Show HN: A weekend replication of STOKE, a stochastic superoptimiser

pcwalton 6 years ago

I used STOKE to generate some SIMD code for PNG decoding once. Fun stuff!

I generally found it most useful to have STOKE generate the code, then reverse engineer what it did and rewrite equivalent code by hand in a higher-level language like C or Rust. The nondeterminism of the process and unmaintainability of the resulting code makes it hard to justify shipping STOKE as-is. But I did find it useful as a tool to give me general optimization ideas.

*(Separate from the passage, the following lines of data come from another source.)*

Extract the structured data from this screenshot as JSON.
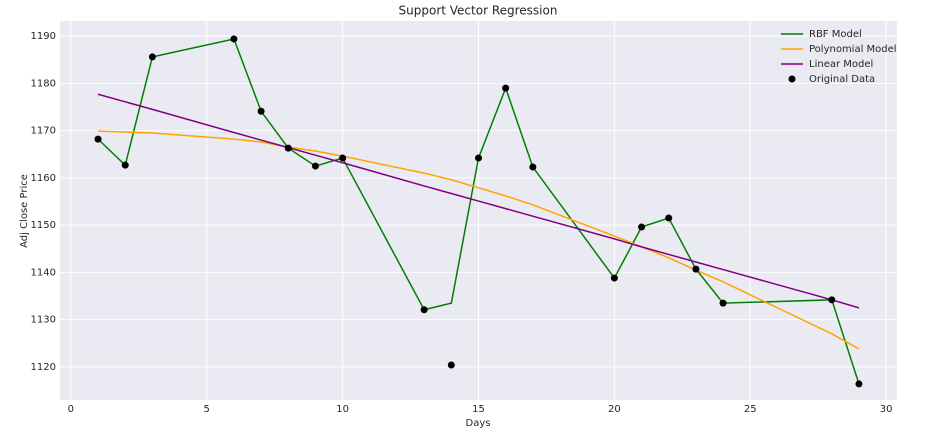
{
  "chart_data": {
    "type": "line",
    "title": "Support Vector Regression",
    "x_label": "Days",
    "y_label": "Adj Close Price",
    "x": [
      1,
      2,
      3,
      6,
      7,
      8,
      9,
      10,
      13,
      14,
      15,
      16,
      17,
      20,
      21,
      22,
      23,
      24,
      28,
      29
    ],
    "series": [
      {
        "name": "RBF Model",
        "color": "#008000",
        "kind": "line",
        "values": [
          1168.2,
          1162.7,
          1185.6,
          1189.4,
          1174.1,
          1166.3,
          1162.5,
          1164.2,
          1132.1,
          1133.5,
          1164.2,
          1179.0,
          1162.3,
          1138.8,
          1149.6,
          1151.5,
          1140.7,
          1133.5,
          1134.2,
          1116.4
        ]
      },
      {
        "name": "Polynomial Model",
        "color": "#ffa500",
        "kind": "line",
        "values": [
          1169.9,
          1169.7,
          1169.5,
          1168.2,
          1167.6,
          1166.5,
          1165.7,
          1164.6,
          1161.0,
          1159.6,
          1157.9,
          1156.2,
          1154.3,
          1147.7,
          1145.4,
          1143.1,
          1140.5,
          1138.0,
          1127.0,
          1123.8
        ]
      },
      {
        "name": "Linear Model",
        "color": "#800080",
        "kind": "line",
        "values": [
          1177.7,
          1176.1,
          1174.5,
          1169.6,
          1168.0,
          1166.4,
          1164.8,
          1163.2,
          1158.3,
          1156.7,
          1155.1,
          1153.5,
          1151.9,
          1147.1,
          1145.4,
          1143.8,
          1142.2,
          1140.6,
          1134.2,
          1132.5
        ]
      },
      {
        "name": "Original Data",
        "color": "#000000",
        "kind": "scatter",
        "values": [
          1168.2,
          1162.7,
          1185.6,
          1189.4,
          1174.1,
          1166.3,
          1162.5,
          1164.2,
          1132.1,
          1120.4,
          1164.2,
          1179.0,
          1162.3,
          1138.8,
          1149.6,
          1151.5,
          1140.7,
          1133.5,
          1134.2,
          1116.4
        ]
      }
    ],
    "xlim": [
      -0.4,
      30.4
    ],
    "ylim": [
      1113.0,
      1193.2
    ],
    "xticks": [
      0,
      5,
      10,
      15,
      20,
      25,
      30
    ],
    "yticks": [
      1120,
      1130,
      1140,
      1150,
      1160,
      1170,
      1180,
      1190
    ],
    "grid": true,
    "legend": "upper right"
  }
}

Sometimes it finds clever things you would never have thought of on your own.

azhenley 6 years ago

Any chance you can give us a summary since GitHub is currently down?

lemcoe9 6 years ago

A weekend replication of STOKE, a stochastic superoptimiser
A super optimizer is a type of compiler that takes a program and finds the optimal sequence of instructions that perform the same task as the original program.
A stochastic thing X is a thing X that uses randomness.
STOKE is a superoptimizer that finds optimal instruction sequences to perform a particular task by using numerical techniques which rely on randomness (markov-chain-monte-carlo/MCMC) to explore the space of "all possible programs".
Here, we re-implement STOKE for a tiny stack machine language whose instruction set is Push, Add, Mul, and And. Sample output
* original: (nparams: 0 | [IPush 2,IPush 3,IAdd])* [IPush 5] | score: 2.5 // constant folding: 2 + 3 -> 5
* original: (nparams: 1 | [IPush 2,IMul])* [IDup,IAdd] | score: 2.25 // strength reduction: 2 * x -> x + x
* original: (nparams: 1 | progInsts = [IDup,IAnd])* [] | score: 3.0 // strength folding: x & x == x
That is, we automatically disover those program transformations by randomly trying different programs (in a somewhat smart way).
jcranmer 6 years ago

I'm not the OP, but I have a little bit of experience with STOKE.
STOKE is a superoptimizer, which seeks to solve the problem of optimizing code essentially by means of mathematical optimization (finding the optimal point), in this case on a discrete, highly non-linear input space. These optimizers usually focus on peephole optimizations, which look at short sequences of instructions, because the problem is much less intractable.
The classic superoptimizers (say, http://theory.stanford.edu/~sbansal/pubs/asplos06.pdf) solved the problem by precomputing the best assembly variant for all short (~4 instruction) sequences, but that clearly doesn't scale. STOKE instead approaches the problem in a manner more similar to classic hill-climbing algorithms from machine learning: you randomly mutate the program to discover alternatives, accept the mutation under certain conditions, and do a random walk on these mutations to hopefully arrive at the best result. The result is sensitive to how you implement the details, but it does scale somewhat better (tens of instructions).